To survive, some alternative media are turning to the public broadcasting model of direct viewer/listener/reader support
John Heaston, publisher and editor of The Reader, the alternative publication in Omaha, Neb. and president of the Association of Alternative Newsmedia, said in a recent E&P Reports podcast many alternative publications are now launching or ramping up membership programs. According to Heaston, a few publications are measuring how many registered digital users are turning into paying users, and they’re seeing returns five to 10 times the rate.
“We don’t have paywalls, so these are people voluntarily stepping up to support journalism,” he said [Yang, 2020.05.04].
Wait—a business model that depends on delivering quality instead of having Mayor Travis manufacture market buzz? Uh oh!
A public health crisis that causes people to stay home, spend less, and reprioritize their remaining spending is bad for most businesses. It’s particularly bad for the marketing business. I can understand why Schaunaman would want to get Aberdeen back to normal as quickly as possible: his livelihood depends on consumers being able to spend freely on goods and services they want rather than focusing on things they needs and then his secondarily being able to persuade the peddlers of those non-essential wares that they can afford to spend extra money on marketing to separate more fools from their money.
We all would like to get back to normal life—dinner out on Friday in in a crowded, happily buzzy restaurant; taking time at stores to try on a few items and chat with neighbors; going to the races and concerts and arts festivals; spending money on pleasant distractions without fear that we’ll be losing our jobs or paying hospital bills due to coronavirus next week—but we can’t afford to go back to normal, not unless we take the Trumpist position that a hasty return is worth thousands or maybe millions of preventable deaths. Effective pandemic response is really bad for business, if your bottom line is your quarterly profits, but not if your bottom line is public service… and keeping alive a public to serve.

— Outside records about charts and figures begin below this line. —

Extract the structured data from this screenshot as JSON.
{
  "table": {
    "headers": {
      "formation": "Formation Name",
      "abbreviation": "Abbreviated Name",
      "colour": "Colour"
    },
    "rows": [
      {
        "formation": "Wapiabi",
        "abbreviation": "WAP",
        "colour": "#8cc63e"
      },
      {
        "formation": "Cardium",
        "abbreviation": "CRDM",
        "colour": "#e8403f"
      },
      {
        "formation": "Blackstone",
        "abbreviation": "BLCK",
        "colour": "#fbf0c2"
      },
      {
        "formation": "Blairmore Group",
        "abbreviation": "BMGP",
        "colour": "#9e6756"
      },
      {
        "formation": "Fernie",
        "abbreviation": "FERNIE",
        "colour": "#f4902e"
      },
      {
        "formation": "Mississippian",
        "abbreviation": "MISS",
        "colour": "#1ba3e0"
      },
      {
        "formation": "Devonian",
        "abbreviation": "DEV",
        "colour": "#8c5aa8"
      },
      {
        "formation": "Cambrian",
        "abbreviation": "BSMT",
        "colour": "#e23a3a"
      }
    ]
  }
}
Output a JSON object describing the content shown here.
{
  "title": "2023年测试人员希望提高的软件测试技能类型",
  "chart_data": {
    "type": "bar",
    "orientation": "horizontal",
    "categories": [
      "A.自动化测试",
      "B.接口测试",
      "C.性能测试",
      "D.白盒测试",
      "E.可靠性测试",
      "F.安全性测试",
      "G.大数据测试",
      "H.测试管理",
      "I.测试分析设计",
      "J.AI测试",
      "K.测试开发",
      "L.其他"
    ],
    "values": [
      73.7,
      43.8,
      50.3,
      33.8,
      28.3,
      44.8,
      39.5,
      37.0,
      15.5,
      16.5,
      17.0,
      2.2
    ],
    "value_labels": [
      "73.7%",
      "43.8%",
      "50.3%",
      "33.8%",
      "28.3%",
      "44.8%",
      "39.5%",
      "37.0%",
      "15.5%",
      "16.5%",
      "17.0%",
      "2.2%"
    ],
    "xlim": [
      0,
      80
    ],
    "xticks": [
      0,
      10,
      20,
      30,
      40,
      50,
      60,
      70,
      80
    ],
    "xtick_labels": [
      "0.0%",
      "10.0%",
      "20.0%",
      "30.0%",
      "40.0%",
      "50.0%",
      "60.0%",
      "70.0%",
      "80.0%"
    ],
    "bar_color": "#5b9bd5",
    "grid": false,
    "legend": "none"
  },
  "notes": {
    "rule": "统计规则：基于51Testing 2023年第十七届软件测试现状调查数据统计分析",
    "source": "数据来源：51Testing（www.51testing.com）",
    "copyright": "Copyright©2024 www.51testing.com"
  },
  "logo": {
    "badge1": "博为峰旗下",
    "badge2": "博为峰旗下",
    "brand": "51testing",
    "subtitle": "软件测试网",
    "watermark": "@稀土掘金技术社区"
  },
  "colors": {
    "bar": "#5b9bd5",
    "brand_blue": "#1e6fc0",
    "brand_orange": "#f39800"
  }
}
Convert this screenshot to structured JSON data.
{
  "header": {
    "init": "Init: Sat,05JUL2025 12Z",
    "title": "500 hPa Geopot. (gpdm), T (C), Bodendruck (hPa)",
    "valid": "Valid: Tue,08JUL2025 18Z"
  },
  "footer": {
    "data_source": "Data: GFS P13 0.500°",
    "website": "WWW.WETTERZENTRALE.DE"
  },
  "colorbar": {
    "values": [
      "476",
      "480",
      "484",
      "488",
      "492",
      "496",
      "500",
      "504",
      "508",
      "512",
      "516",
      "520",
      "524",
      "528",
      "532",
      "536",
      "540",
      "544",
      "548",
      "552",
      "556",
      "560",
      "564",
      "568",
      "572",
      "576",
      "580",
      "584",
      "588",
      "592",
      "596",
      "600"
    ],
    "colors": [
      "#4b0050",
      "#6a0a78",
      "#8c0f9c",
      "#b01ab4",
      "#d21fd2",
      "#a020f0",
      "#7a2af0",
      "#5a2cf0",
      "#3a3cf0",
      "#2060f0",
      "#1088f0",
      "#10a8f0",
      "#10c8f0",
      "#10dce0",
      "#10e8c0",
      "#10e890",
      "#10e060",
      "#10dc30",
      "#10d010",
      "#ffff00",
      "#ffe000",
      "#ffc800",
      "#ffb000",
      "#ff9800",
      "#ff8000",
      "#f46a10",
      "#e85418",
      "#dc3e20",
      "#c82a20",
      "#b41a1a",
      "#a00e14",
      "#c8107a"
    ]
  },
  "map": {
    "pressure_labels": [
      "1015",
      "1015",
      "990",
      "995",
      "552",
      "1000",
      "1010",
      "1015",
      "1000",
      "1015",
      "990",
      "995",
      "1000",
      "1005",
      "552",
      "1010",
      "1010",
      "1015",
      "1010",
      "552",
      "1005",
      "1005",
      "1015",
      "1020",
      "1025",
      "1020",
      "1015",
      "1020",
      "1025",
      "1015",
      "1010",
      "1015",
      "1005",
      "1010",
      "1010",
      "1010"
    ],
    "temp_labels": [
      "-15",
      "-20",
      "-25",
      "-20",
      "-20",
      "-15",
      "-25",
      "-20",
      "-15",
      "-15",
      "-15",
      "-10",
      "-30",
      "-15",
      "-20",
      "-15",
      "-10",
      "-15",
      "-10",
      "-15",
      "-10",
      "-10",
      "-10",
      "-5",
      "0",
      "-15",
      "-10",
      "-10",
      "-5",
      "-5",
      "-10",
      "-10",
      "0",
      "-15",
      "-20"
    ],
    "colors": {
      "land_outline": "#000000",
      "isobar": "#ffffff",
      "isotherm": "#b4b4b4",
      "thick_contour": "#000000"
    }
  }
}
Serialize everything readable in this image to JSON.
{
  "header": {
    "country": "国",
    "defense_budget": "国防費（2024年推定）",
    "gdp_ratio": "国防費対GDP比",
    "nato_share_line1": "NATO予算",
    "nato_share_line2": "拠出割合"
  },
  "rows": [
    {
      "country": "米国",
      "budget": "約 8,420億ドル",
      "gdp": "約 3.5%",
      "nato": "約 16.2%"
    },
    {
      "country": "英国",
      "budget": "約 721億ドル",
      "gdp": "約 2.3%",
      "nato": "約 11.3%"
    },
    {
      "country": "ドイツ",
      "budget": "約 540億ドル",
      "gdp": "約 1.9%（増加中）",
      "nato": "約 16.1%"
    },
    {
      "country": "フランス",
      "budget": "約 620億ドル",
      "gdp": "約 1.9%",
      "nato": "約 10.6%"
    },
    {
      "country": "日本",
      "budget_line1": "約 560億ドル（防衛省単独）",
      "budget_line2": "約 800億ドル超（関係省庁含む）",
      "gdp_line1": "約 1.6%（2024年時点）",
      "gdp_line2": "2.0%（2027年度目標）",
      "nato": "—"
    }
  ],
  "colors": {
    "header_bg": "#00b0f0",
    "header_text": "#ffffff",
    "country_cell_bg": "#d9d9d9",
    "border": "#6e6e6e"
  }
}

There’s one of the problems with electing salesmen like Trump and Schaunaman to public office: they don’t just think government should be run like a business; they tend to run government like an extension of their business, just one more mechanism they can use to boost their brand and their profits. They make decisions less in the public interest and more in their own interest.
That doesn’t mean businesspeople can never serve in government. But it takes diligent attention and strength of character to segregate one’s private interests from public service, to leave one’s business concerns at the city council chamber door and cast votes for policies with no eye toward how those votes might alienate potential customers back at the shop or otherwise reduce the flow of cash into one’s register. There are other businesspeople on the Aberdeen City Council (funny—none of them advertise their businesses on the city website) who appear to have kept their personal business interests and anxieties from coloring their public policymaking during this public health crisis. We can only wish that Mayor Travis could learn from their example.